Module 4 Assignment: CNN architecture memo

Module 4 Assignment: CNN architecture memo#

Theme#

Convolutional neural networks for vision

Exercises#

  1. Design a CNN for a small grayscale image classification problem.

  2. Specify convolution, activation, pooling, flattening, and classification-head choices.

  3. Use the starter model to inspect output shapes after each stage.

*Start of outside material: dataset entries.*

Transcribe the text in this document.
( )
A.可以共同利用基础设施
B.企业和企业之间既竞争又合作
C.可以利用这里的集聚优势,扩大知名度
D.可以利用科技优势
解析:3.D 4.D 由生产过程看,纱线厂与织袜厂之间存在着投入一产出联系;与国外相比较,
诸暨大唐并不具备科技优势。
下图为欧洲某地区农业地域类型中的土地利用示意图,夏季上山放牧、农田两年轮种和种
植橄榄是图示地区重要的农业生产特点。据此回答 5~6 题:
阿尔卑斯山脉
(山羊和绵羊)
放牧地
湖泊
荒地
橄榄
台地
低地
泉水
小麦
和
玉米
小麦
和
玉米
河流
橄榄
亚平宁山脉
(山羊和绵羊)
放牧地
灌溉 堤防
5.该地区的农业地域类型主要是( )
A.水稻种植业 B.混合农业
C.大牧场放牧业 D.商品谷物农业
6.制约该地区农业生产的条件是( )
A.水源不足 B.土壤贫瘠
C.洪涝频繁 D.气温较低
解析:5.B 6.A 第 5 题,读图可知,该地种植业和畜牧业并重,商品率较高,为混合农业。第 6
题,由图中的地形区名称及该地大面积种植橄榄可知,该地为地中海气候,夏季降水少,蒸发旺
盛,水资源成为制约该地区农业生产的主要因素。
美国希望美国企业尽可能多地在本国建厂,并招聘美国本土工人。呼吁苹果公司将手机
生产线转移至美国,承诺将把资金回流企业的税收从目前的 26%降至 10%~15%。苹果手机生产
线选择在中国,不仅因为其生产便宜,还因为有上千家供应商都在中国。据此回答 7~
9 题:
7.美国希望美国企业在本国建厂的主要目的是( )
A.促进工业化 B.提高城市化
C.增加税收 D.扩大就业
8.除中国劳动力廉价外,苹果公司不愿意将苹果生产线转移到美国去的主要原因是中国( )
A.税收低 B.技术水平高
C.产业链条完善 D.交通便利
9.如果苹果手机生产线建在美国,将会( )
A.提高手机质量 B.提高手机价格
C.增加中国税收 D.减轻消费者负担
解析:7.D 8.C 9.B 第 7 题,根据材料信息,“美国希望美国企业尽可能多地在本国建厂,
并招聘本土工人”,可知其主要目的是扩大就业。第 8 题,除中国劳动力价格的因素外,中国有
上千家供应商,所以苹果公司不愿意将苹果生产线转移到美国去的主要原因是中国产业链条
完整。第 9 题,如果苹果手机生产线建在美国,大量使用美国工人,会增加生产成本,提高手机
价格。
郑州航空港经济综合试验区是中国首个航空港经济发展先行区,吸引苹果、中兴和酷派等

  4. Explain why local receptive fields and weight sharing fit image data.

Submission#

Submit a 600-900 word technical memo plus any code, plots, or shape traces needed to support your claims. Use the starter cell as a minimum reproducible experiment, then make at least one meaningful modification.

Rubric#

  • Correct use of module vocabulary and notation

  • Clear connection between design choices and data/problem structure

  • Evidence from the starter experiment or your own extension

  • Concise reflection on limitations, failure modes, or next steps

import torch
from torch import nn

model = nn.Sequential(
    nn.Conv2d(1, 4, kernel_size=3, padding=1), nn.ReLU(), nn.MaxPool2d(2),
    nn.Conv2d(4, 8, kernel_size=3, padding=1), nn.ReLU(), nn.AdaptiveAvgPool2d((1, 1)),
    nn.Flatten(), nn.Linear(8, 2)
)

x = torch.randn(5, 1, 16, 16)
for layer in model:
    x = layer(x)
    print(f"{layer.__class__.__name__:>18}: {tuple(x.shape)}")
            Conv2d: (5, 4, 16, 16)
              ReLU: (5, 4, 16, 16)
         MaxPool2d: (5, 4, 8, 8)
            Conv2d: (5, 8, 8, 8)
              ReLU: (5, 8, 8, 8)
 AdaptiveAvgPool2d: (5, 8, 1, 1)
           Flatten: (5, 8)
            Linear: (5, 2)

Reflection prompts#

  • What changed when you modified the starter experiment?

  • Which result surprised you, and what diagnostic would you run next?

  • What assumption would you document before handing this model to another practitioner?